When distributing compute nodes across GPUs, NPUs, and CPUs during AI model inference, optimal strategies depend on operation type, model architecture, and system constraints. Below are key approaches based on performance characteristics and hardware capabilities:
- Matrix multiplication (compute-bound):
Use GPUs for large matrix operations (e.g., transformer prefill stages). GPUs achieve approximately 22% lower latency and 2x higher throughput than NPUs for these tasks due to parallel compute units.
- Example: Serving Llama 70B with TensorRT-LLM on NVIDIA Hopper GPUs.
- Matrix-vector multiplication (memory-bound):
Deploy NPUs, which reduce latency by 58.5% compared to GPUs. NPUs leverage DMA for efficient memory access, ideal for LLM decode phases.
- Example: NPUs process TinyLlama inference 3.2x faster than GPUs.
- Low-complexity operations (e.g., dot product): Assign to CPUs, which avoid GPU/NPU memory overhead and achieve lower latency for non-parallel tasks.
- Large Language Models (LLMs):
- Prefill: GPU clusters (compute-heavy).
- Decode: NPUs (memory-bound, sequential token generation).
- Use disaggregated serving to split phases across devices, boosting throughput up to 30x.
- LSTM/RNN Models: Prefer GPUs, which outperform NPUs by 2.7x due to irregular memory access patterns.
- Vision Models (e.g., MobileNetV2):
- Small batches: NPUs (consistent latency).
- Large batches: GPUs (scaling throughput).
| Scenario | Preferred Hardware | Rationale |
|---|---|---|
| Small batch (1-8) | NPU | 3x lower latency for video classification[^2] |
| Large batch (>32) | GPU | Throughput scales with parallel compute[^2] |
| Real-time SLOs | NPU + CPU | NPU for decode, CPU for lightweight ops[^3] |
- NPUs consume 50% or less power than GPUs for equivalent performance, making them ideal for edge devices.

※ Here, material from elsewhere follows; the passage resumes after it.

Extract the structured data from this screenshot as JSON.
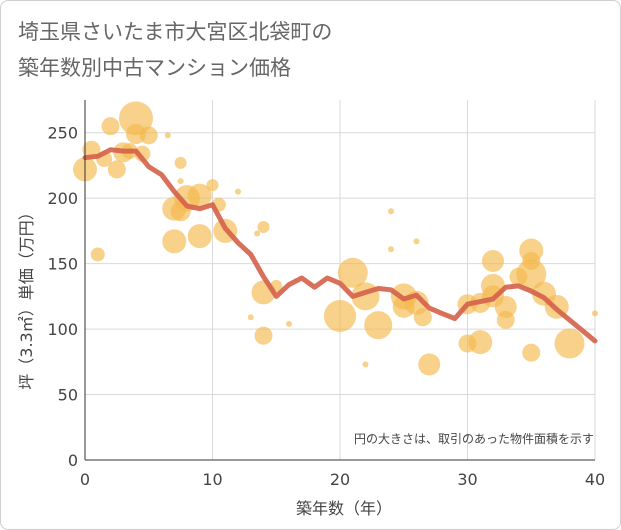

- Use CPU/NPU hybrids for latency-sensitive applications requiring energy efficiency.
Tools may monitor GPU/NPU utilization and automatically:
- Shift decode GPUs to prefill during traffic spikes.
- Select optimal tensor parallelism strategies (e.g., separately for prefill and decode).
- Leverage support for low-latency data movement between heterogeneous devices.
By combining hardware-specific strengths with adaptive resource management, developers can achieve 2x–30x throughput improvements while maintaining strict latency targets.
(Editor's Note: The following simplified guide is based on ongoing discussions. There's a suggestion to use qualitative terms for latency, map devices to latency-sensitive use cases, and exclude training considerations from this specific guide. See PR #860 discussion for details.)
| Factor | CPU | GPU | NPU |
|---|---|---|---|
| Best For | Sequential logic, small models | Performance, large batches | Edge inference, low-power AI |
| Power Efficiency | Moderate | High consumption | Ultra-efficient |
| Latency | High (50–100 ms) | Medium (10–30 ms) | Low (2–10 ms) |
| Typical Use | Preprocessing, decision trees | Large LLMs, computer vision | Light laptops, smartphones, IoT devices |
- Throughput needs:
- GPUs handle >10k queries/sec, while NPUs typically manage 1–5k queries/sec.
- Model complexity:
- NPUs are optimized for transformer layers; GPUs excel at CNN/RNN workloads.
- Deployment environment:
- NPUs dominate mobile and edge devices; GPUs are standard in cloud and data center environments but are also usable in client environments.
Modern systems often combine all three:
- CPUs for input handling.
- GPUs for model execution.
- NPUs for post-processing—balancing performance and efficiency.